E não me venhas dizer que está tudo bem
Escrevo-lhe esta carta já que tu não te fazes presente há muito tempo. Devo contar-lhe que eu estou há muitos dias isolada no Convento de Santa Maria, a esperar o dia em que posso sair de meu quarto tranquilamente. Vivemos tempos difíceis, meu amado, de pessoas que estão a morrerem à míngua do esquecimento e outras a morrerem porque não sabem quando poderão ter um amanhã. Só posso dizer-te que a vida parece está cada dia mais triste.
Sozinha e isolada, vejo da janela de meu quarto uma vida com poucas pessoas. Algumas voltam do centro para buscar alimentos para os entes bem-amados, outras nem sabem o que um alimento e teto, e por fim tem aqueles que preferem desafiar os dias de guerra, como se a vida estivesse para primavera. Ao ser mais honesta a ti, pergunto-me qual a coragem destas pessoas de pararem num leito de um hospital à beira do esquecimento e da amargura? É possível que eles estejam a ouvir os falsos profetas que garantem que tudo isso não passa de um castigo divino contra aqueles que “desafiarem Deus com os livros” e que a cura milagrosa está no dizimo de cada dia. As freiras do convento ficam estarrecidas com a tamanha audácia destes “profetas” que chegam a pedir perdão ao Senhor por todas estas almas mal intencionadas.

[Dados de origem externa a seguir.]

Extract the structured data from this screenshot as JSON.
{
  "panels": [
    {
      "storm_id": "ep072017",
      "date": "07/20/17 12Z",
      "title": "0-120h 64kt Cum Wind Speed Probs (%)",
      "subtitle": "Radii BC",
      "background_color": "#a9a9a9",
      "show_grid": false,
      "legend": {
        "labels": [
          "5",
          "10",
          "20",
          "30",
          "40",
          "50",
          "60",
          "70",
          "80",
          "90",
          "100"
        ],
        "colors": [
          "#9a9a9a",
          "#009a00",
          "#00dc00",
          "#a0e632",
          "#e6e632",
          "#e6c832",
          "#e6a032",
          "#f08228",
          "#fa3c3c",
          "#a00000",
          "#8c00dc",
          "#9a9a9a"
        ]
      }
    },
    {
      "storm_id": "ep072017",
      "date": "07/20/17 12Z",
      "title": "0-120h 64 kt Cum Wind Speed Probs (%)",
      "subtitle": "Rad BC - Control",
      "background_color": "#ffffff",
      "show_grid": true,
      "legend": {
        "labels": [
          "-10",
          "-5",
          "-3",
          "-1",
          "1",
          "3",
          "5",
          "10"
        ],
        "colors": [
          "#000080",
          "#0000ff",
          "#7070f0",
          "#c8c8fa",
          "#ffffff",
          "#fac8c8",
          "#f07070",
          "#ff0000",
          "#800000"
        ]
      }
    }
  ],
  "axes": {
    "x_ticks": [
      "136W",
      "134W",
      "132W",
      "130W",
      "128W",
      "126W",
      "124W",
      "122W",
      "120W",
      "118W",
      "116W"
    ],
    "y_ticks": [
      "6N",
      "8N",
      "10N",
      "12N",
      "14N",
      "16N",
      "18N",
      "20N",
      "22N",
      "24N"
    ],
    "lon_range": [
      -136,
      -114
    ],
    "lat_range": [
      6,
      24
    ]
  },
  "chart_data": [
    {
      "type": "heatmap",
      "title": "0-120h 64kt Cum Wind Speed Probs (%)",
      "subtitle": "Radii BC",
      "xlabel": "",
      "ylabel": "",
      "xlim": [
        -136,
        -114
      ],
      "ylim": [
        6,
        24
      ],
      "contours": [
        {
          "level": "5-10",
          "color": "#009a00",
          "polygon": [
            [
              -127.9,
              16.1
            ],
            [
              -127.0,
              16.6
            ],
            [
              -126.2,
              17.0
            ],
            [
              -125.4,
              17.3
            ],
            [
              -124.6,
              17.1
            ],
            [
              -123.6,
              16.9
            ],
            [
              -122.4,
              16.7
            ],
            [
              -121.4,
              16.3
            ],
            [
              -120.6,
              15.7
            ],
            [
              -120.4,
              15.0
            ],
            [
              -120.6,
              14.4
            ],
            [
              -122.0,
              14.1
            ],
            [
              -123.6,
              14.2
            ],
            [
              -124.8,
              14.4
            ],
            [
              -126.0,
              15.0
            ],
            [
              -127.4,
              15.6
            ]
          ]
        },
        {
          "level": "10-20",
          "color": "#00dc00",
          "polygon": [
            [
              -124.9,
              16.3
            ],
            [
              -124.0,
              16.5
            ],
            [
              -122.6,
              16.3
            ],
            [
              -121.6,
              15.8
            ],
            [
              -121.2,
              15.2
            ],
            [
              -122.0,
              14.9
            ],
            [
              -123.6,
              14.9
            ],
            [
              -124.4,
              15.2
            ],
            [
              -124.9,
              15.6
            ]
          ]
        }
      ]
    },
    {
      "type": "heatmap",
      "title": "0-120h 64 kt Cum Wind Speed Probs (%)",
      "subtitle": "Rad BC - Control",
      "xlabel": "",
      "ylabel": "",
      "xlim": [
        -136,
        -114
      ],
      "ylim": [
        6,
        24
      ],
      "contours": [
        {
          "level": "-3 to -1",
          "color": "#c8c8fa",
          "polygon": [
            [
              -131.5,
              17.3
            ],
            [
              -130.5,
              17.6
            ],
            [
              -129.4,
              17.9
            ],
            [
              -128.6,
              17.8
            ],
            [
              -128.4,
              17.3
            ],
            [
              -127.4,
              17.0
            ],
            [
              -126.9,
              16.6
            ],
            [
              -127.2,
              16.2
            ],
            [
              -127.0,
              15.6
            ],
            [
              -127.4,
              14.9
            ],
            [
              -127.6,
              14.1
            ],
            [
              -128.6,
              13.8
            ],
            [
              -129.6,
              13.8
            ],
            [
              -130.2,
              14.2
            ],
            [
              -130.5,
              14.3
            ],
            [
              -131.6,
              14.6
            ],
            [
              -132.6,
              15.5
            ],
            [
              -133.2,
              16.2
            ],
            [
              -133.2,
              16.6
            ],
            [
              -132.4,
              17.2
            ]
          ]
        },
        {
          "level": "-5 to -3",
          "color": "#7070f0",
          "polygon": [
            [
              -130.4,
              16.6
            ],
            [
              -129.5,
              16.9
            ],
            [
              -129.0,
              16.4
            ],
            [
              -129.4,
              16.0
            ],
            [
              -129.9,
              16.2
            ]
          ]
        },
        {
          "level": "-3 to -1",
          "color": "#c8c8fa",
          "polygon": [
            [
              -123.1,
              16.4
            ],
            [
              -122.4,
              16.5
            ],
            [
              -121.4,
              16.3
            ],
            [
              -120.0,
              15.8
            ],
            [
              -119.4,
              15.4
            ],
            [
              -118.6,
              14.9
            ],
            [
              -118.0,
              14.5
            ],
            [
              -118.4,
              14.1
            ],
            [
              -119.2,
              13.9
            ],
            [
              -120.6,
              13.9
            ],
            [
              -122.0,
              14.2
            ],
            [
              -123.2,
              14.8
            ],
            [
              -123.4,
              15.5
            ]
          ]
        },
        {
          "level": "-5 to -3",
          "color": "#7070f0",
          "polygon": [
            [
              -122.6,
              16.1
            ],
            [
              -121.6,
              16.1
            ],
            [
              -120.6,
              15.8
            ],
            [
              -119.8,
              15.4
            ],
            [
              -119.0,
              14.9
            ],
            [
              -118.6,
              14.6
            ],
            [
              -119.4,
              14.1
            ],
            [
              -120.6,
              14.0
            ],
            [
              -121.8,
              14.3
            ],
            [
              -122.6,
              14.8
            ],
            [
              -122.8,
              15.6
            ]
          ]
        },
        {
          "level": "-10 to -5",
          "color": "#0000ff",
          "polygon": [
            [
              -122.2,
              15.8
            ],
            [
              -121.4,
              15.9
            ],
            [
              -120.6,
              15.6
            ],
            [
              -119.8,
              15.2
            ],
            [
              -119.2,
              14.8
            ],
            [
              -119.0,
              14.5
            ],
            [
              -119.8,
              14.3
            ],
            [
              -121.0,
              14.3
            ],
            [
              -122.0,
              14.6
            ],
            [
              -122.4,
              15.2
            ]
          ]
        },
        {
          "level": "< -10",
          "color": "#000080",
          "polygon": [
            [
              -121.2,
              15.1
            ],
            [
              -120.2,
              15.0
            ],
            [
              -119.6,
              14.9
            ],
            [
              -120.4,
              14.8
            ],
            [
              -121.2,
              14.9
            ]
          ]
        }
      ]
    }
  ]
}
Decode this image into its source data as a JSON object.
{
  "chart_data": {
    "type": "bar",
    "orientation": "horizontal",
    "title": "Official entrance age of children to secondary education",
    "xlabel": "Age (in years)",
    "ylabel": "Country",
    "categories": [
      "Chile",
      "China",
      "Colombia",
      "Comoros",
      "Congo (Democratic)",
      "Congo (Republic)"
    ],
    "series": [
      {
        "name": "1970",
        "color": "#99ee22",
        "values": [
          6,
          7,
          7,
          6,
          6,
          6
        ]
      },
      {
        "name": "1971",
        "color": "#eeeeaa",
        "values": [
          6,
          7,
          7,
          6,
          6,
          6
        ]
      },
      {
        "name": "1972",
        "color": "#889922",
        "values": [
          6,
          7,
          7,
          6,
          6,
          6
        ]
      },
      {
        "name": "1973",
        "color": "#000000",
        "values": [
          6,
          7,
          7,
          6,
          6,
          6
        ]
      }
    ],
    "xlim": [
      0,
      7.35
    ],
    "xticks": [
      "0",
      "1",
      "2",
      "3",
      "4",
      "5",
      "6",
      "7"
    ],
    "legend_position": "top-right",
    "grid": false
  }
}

Meu amor, eu não tenho ideia de quantos dias eu ficarei isolada em meu quarto, a ver os dias da janela e o relógio da parede parado e sem badalar a cada uma hora. Tu não imaginas o meu sofrimento por não poder sentir mais aquele teu abraço, a entrelaçar o meu corpo com o teu sem ter a certeza de que nós estaremos bem. Estaremos em paz em algum amanhã? Enquanto escrevo esta carta a ti, ouço-lhe a dizer que tudo ficará bem e que eu devia ao menos respirar um pouco do ar das ruas, mesmo protegida da guerra. Querido, a vida não aqui está fácil e talvez onde tu estejas pareça estar mais calmo como o Mediterrâneo. E, por favor, não me dizer que está tudo bem, respeite-me neste momento, assim como respeito-te ao direito de tu sentires a vida pelos ventos.
Amado, esta uma carta pequena e sem muitos detalhes. Os dias tem sido iguais e somente dedicados ao meu lar. Uma boa leitura e um terço têm me feito estar mais tranquila aqui no convento e mande-me notícias, eu gostaria de poder teus escritos e tua alma nas entrelinhas.